When I use the term “sweet and sour” I am not thinking of ordering Chinese food. Sweet in crude oil language means low in sulphur and sour means high in sulphur.
The other important language is “heavy and light”. With light crude having a higher portion of the distillates used to make gasoline and diesel fuel. And heavy crude means more heavy residuals when the crude oil is refined. More bunker fuel oil and asphalt. The super crudes are all “sweet and light”. They serve as benchmarks for purposes of pricing. These are Brent crude from the North Sea and West Texas International (WTI) from “take a guess”.
In my early life as a lubrication and power engineer, I worked at refineries in Ontario which were “simple” refineries. This meant they could not process heavy or sour crude. And those light and sweet crudes from Alberta are still available but in lesser quantities.
And as a matter of interest the oil from Hibernia off the coast of Newfoundland is light and sweet. And if you are really interested those Ontario refineries that were near Toronto are all gone. They disappeared when natural gas replaced fuel oil. And they could not process the crude oil that would be coming from the tar sands of Alberta.
The Alberta Tar Sands (they like to be called the Oil Sands) is at the centre of Canadian economic and political life. It is so easy to be a minor political party. So easy to want to close down the tar sands and turn the market over to Venezuela and Mexico. I mean who really cares about the millions of dollars per day that the federal and Alberta government have at stake when it comes to getting our oil to market. The attached shows where the tar sands exist in Alberta.

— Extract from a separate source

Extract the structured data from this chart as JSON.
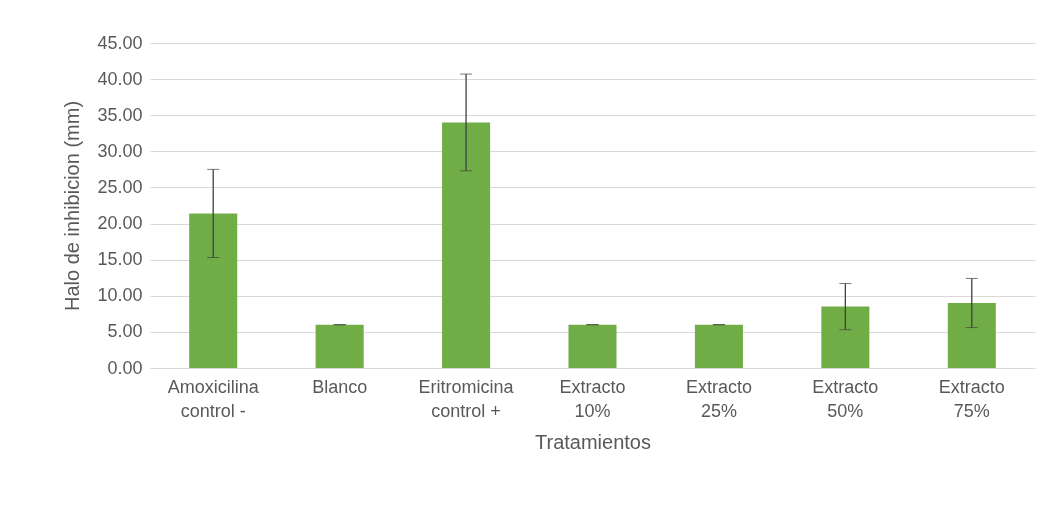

The bunker fuel oil I sold in 1959 was the residual bunker fuel from the old Cities Service Oil Company in Bronte Ontario, and it was low in sulphur. It could be sold today to the cargo ships that want low sulphur bunker. But bunker fuel oil from conventional crude is like the bituminous content of the tar sands. Neither can be transported unless they are either diluted or heated.
The diagram explains how the bitumen from the tars sands are exploited. Not simple, because the tar sands are only about 10% bitumen and the rest a mix of water, sand, clay and other goodies.
The stuff from down deep is heated with steam and brought to the surface and put through a process that not only removes the sand and water but produces more light crude and less sulphur. It is referred to as synthetic crude. The stuff that is mined on the surface is just diluted with lighter material that makes it pumpable.
The final product that is shipped to refineries in Canada and the United States is a blend of conventional oil, diluted bitumen and synthetic crude. It is called Western Canadian Select (WCS). And it is a high sulphur product. But all the refineries being built today can handle heavy and sour crude because the supply of the light sweet stuff is in decline.
Our WCS is discounted in price because of its sulphur content and because it is so hard to take to market with the lack of pipelines. We have the debate over the expansion of the Trans Mountain pipeline and this is all about Canadian politics and court delays.
This does not mean the environmentalists do not have a case. When conventional oil spills on water it floats on the surface. Spill crude from the tar sands and the heavy stuff sinks to the bottom. Serious pooh. The before and after photo makes another point. Not pretty.